In a party-line vote on Monday, the Republican-controlled Pennsylvania House approved legislation to remove from state law a frequently cited public records carve-out that Gov. Tom Wolf’s administration has used to deny the public and the media access to data on the COVID-19 pandemic.
The bill, sponsored by Rep. Craig Staats, R-Bucks, comes after months of requests from the state’s media advocates to axe a confidentiality provision in Pennsylvania’s 1950s-era disease control law.
“This law has become an impenetrable barrier that shields public access and accountability related to infectious diseases and other community health issues,” the Pennsylvania NewsMedia Association said in a letter to lawmakers supporting the bill.
Egged on by pandemic-closed offices, lawmakers and media mull changes to Pa.’s open records law
Under the proposal, all reports and records created when the state Department of Health uses the law, such as to implement the state’s K-12 school mask mandate, would be deemed public records.
House Republicans argued it would expand the public’s view of state health data, in particular aggregate data showing the size and scale of COVID-19’s spread and mediation.
“Data drives science — accurate science,” House Majority Leader Kerry Benninghoff, R-Centre said. “If we want to follow accurate science, we need accurate data.”
During the floor debate, Democrats attempted to link the bill to Senate Republican efforts to access 9 million Pennsylvania voters’ personal identifying information as part of an investigation of the 2020 election.
Republicans shrieking protests about how they stand for personal privacy while voting to let anyone who asks to look at your health records and demanding to hand your Social Security Number to scammers.

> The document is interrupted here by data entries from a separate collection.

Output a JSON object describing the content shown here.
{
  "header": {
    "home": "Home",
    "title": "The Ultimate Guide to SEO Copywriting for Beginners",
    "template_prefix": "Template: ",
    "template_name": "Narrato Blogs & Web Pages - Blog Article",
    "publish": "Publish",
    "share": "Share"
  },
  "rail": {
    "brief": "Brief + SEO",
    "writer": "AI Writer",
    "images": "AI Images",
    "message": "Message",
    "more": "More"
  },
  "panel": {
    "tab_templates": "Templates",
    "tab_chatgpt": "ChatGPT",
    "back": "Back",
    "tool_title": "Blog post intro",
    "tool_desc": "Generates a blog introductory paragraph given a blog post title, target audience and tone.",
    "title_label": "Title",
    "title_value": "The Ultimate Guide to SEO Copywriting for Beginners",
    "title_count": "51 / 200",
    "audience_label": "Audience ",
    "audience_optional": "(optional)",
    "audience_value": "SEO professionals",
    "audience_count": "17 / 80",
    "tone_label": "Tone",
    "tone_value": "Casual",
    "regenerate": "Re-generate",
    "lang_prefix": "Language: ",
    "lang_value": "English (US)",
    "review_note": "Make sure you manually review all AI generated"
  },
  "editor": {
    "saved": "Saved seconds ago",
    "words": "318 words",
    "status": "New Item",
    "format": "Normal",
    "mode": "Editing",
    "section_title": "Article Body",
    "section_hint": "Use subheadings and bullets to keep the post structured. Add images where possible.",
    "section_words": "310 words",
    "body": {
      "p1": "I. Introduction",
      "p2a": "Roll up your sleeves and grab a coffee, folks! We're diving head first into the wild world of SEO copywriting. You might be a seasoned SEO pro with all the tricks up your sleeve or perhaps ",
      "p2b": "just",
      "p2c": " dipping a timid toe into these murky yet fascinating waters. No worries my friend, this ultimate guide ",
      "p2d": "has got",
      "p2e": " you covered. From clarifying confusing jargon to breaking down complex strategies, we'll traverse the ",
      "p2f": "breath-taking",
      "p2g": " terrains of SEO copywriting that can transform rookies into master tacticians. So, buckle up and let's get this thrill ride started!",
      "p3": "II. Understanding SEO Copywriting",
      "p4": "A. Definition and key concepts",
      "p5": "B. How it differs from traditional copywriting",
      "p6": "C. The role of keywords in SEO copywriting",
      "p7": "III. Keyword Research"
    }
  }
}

What the GOP says and what the GOP does are very different.
— PA House Democrats (@PaHouseDems) October 4, 2021
However, the state’s open records law already exempts from release documents relating to an individual’s “medical, psychiatric or psychological history or disability status,” including evaluations or enrollment status in health care programs, as well as the release of any other “related information that would disclose individually identifiable health information.”
Transparency advocates also pointed out that federal health privacy laws would also protect personal health information.
The partisan debate comes after Wolf and the GOP-controlled General Assembly have fought for months over Wolf’s response to the pandemic, from mask mandates to business closures.
Wolf’s own commitment to transparency has been questioned as part of the debate. In 2020, he threatened to veto a bill to remove a loophole in state open records law that his administration used to delay responding to records requests amid the pandemic.
However, after that bill passed the legislature unanimously, Wolf allowed it to lapse into law without his signature.
In an email, Lyndsay Kensinger, a spokesperson for Wolf, said he opposes the bill, as it would “make public every report of disease.”
“Sadly, this is yet another political attack on public health thinly veiled as a transparency effort when our mutual focus should be on improving our vaccination rate in all parts of Pennsylvania,” Kensinger said.
Staat’s open records proposal now heads to the state Senate.